CLINICAL PHARMACOLOGY:
Dextromethorphan Hydrobromide is a cough suppressant used for the relief of non-productive cough; it has a central action on the cough centre in the medulla.
Triprolidine Hydrochloride, an alkylamine derivative, is a sedating antihistamine with antimuscarinic and mild sedative effects.
Phenylephrine hydrochloride is a sympathomimetic amine which acts on alpha adrenergic receptors or the respiratory tract to produce vasoconstriction, which temporarily reduces the swelling associated with inflammation of the mucous membranes lining the nasal and sinus passages. This allows the free drainage of the sinusoidal fluid from the sinuses. It also supresses the production of mucus, therefore preventing a build up of fluid within the cavities.

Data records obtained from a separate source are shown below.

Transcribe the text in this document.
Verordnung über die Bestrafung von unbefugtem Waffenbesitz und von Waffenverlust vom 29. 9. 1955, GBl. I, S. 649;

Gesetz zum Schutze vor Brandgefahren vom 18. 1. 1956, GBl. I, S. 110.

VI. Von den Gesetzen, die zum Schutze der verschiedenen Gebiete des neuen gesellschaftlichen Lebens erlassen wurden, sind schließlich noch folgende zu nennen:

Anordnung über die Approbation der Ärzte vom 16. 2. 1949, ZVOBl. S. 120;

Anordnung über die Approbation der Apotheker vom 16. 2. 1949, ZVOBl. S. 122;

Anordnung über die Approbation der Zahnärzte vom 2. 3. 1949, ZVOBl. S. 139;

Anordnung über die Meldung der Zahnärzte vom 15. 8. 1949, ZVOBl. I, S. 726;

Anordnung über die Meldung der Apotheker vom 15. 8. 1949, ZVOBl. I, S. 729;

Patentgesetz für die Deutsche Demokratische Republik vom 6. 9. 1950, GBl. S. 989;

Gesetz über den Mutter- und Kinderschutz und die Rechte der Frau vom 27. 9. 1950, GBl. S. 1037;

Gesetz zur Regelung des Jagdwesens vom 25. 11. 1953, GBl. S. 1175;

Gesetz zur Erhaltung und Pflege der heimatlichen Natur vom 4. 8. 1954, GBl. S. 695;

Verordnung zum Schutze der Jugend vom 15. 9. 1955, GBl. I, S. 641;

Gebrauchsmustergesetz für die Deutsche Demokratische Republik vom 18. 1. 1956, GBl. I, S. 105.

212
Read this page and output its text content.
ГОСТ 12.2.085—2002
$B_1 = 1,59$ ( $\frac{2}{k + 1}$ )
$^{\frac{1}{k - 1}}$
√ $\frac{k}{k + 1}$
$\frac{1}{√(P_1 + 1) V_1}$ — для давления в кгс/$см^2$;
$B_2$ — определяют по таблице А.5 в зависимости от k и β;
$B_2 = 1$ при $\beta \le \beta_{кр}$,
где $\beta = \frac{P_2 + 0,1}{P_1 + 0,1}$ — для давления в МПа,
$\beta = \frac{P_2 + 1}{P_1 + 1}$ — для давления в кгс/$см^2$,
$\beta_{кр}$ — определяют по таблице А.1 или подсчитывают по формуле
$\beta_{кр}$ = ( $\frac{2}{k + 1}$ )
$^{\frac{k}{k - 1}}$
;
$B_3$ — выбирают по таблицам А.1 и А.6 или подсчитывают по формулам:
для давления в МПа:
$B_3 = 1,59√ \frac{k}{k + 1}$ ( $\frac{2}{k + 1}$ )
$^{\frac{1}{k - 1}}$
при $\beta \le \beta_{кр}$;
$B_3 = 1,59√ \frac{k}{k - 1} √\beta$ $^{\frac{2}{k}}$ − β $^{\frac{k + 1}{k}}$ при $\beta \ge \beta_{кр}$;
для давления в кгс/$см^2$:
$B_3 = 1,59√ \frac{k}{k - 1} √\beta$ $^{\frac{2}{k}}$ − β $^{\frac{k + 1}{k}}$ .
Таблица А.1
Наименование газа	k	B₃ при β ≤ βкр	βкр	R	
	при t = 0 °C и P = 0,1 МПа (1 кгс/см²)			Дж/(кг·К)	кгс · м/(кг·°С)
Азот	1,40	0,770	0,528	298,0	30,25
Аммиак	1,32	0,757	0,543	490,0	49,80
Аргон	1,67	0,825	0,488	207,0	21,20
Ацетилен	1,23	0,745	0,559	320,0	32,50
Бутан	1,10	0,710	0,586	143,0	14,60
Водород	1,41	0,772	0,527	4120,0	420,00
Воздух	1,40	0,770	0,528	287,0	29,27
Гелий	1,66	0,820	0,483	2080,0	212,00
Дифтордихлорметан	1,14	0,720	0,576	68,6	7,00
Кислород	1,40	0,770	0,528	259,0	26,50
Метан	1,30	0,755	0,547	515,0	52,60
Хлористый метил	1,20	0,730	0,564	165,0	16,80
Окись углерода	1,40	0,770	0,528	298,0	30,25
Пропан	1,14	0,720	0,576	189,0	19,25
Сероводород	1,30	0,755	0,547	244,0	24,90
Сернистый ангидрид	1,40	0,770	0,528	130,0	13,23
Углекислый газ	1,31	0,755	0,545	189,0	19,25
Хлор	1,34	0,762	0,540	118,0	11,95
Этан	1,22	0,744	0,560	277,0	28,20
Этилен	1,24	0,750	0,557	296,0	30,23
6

Ibuprofen, a propionic acid derivative, is an NSAID used in the management of mild to moderate pain and fever.
‘Ascorbic Acid (coated) Vitamin C’, a water-soluble vitamin, is essential for the synthesis of collagen and intercellular material.
Pharmacokinetics:
Dextromethorphan is rapidly absorbed from the gastro-intestinal tract. It is metabolised in the liver and excreted as unchanged dextromethorphan and demethylated metabolites.
After absorption from the gastro-intestinal tract, Triprolidine is metabolised; a carboxylated derivative accounts for about half the dose excreted in the urine. Reported half-lives vary from 3-5 hours or more.
Phenylephrine Hydrochloride is readily absorbed after oral administration but is subject to extensive presystemic metabolism. It has a mean plasma half-life in the range of 2-3 hours.Following absorption, the drug is extensively biotransformed in the liver and both phenylephrine hydrochloride and its metabolites are excreted in urine. It is excreted in breast milk, but no harm should come to neonate if intake is not excessive.